The head coach needs form players, not protected species. Red carpets should not be rolled out for time served.
McBurnie scored twice for Hull in a 2-1 win over Wrexham on Saturday, his goals ensuring that Hull, like Southampton, are in the play-offs for the Premier League. He's now got 18 goals in 39 games, a run in all competitions that also includes seven assists. For a Scottish striker who missed two months of the campaign through injury, it's an impressive return.
To drill down a little, this season, McBurnie has scored every 172 minutes for his club and has a goal from every 4.2 shots and a conversion rate of 24%.
Recently, he contacted Clarke to see if he had any hope of making the World Cup squad. The way McBurnie tells it, Clarke's answer didn't give him a whole lot of encouragement. The head coach can't afford to be as dismissive as McBurnie made him sound.
Many of those who remember what McBurnie was like when he played for Scotland would, no doubt, agree with Clarke on this, if McBurnie's recounting of their conversation is accurate. Under Alex McLeish and in the early games under Clarke, he had his chance and he didn't take it.
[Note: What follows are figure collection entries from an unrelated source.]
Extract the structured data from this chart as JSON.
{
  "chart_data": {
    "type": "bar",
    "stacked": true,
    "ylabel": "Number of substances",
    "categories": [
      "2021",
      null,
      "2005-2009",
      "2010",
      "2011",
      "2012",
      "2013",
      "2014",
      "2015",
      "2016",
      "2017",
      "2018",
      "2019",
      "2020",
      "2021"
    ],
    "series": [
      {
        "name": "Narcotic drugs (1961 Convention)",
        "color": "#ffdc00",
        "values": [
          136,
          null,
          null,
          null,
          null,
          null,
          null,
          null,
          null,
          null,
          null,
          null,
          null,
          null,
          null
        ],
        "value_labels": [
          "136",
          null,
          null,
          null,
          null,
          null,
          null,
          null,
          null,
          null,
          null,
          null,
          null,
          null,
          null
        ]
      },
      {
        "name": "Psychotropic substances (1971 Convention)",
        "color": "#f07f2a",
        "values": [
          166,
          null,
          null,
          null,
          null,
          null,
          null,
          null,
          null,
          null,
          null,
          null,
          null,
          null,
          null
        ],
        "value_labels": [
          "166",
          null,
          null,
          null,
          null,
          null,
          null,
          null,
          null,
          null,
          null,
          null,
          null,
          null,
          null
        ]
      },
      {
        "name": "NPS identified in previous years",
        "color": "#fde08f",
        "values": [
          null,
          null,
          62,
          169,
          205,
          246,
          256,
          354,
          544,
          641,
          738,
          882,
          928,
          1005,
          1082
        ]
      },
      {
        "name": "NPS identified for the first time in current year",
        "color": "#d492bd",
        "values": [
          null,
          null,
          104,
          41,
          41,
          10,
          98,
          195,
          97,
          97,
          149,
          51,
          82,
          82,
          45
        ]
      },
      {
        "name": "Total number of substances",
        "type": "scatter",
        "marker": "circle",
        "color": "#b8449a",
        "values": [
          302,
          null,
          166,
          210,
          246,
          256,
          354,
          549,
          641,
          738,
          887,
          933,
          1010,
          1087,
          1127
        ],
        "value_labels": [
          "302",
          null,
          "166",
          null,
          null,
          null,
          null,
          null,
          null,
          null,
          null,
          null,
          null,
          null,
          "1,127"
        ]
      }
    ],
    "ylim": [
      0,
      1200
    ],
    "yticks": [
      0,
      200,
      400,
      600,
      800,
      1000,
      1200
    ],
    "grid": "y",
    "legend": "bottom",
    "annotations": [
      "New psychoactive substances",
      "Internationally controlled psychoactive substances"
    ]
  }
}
Sixteen caps (seven starts) and no goal. More than that, in nearly 13 hours of action, Scotland only scored once while he was on the pitch. He was also once embroiled in controversy around his commitment to the cause.
It's been five years since he last played for Scotland. That's a fair old penance. Maybe he's a better player and a better person than he was then. He's certainly in a fantastic vein of form. In the final weeks of the Championship, with Hull fighting hard to make the play-offs, McBurnie stepped up and scored five goals in five games.
Nobody is expecting him to play for Scotland ever again, but if Clarke has already closed his mind to Stewart and McBurnie, as seems to be the case, then he's ignoring two players performing with huge amounts of confidence.
The Scotland manager didn't watch Southampton or Hull on Saturday, he watched Findlay Curtis playing and scoring for Kilmarnock against Dundee United.
Shankland (a goal every 152 minutes and a shot conversion rate of 17.7%) is a shoo-in for the squad and a front-runner for the team if form counts for anything. Hirst showed up well in the friendly against Ivory Coast, in the first half at any rate. He looked hungry and powerful, his appetite for work was unmissable.
He was the third Scot who scored in the Championship on Saturday, getting the first in Ipswich's 3-0 win over QPR that guaranteed his club a place in the Premier League next season. He has 11 goals in 44 games for Ipswich.
Hirst scores every 202 minutes and has a conversion rate of 15.5%. Conway (the fourth Scot who scored on the final day of the Championship as Middlesbrough joined Southampton and Hull in the play-offs) and Bowie are both ahead of Adams and Dykes in these metrics.
And yet Adams and Dykes are Clarke's go-to strikers. Adams is a certainty to travel and it's almost impossible to imagine the manager going without Dykes regardless of what he's been doing in club football, which is not a lot. He's scored seven goals in 43 games this season for Birmingham and Charlton. He's a big character and a positive presence in the squad but in football terms the case for his inclusion looks desperately weak if you're going solely on what's happening in the here and now.
Luckily for him, his bid for inclusion is probably compelling in the only place that truly matters - in the mind of the Scotland manager.
In the stats, Stewart, McBurnie and Shankland are Clarke's most in-form strikers. The probability is that In Clarke's estimation Stewart and McBurnie sit about seventh and eighth in the pecking order, if he's even noticed them at all.
Bowie probabaly won't go either. Since joining from Hibs he has scored three goals in 11 games for Verona - 50% of their total in that run - whereas Adams has five in 27. Bowie's Verona are 19th in Serie A, Adams' Torino are 13th.
Clarke has done a terrific job as Scotland manager and is entitled to select whoever he wants. There's a weight of evidence urging him to think beyond the usual tried and tested, though. He has options, should he decide to consider them.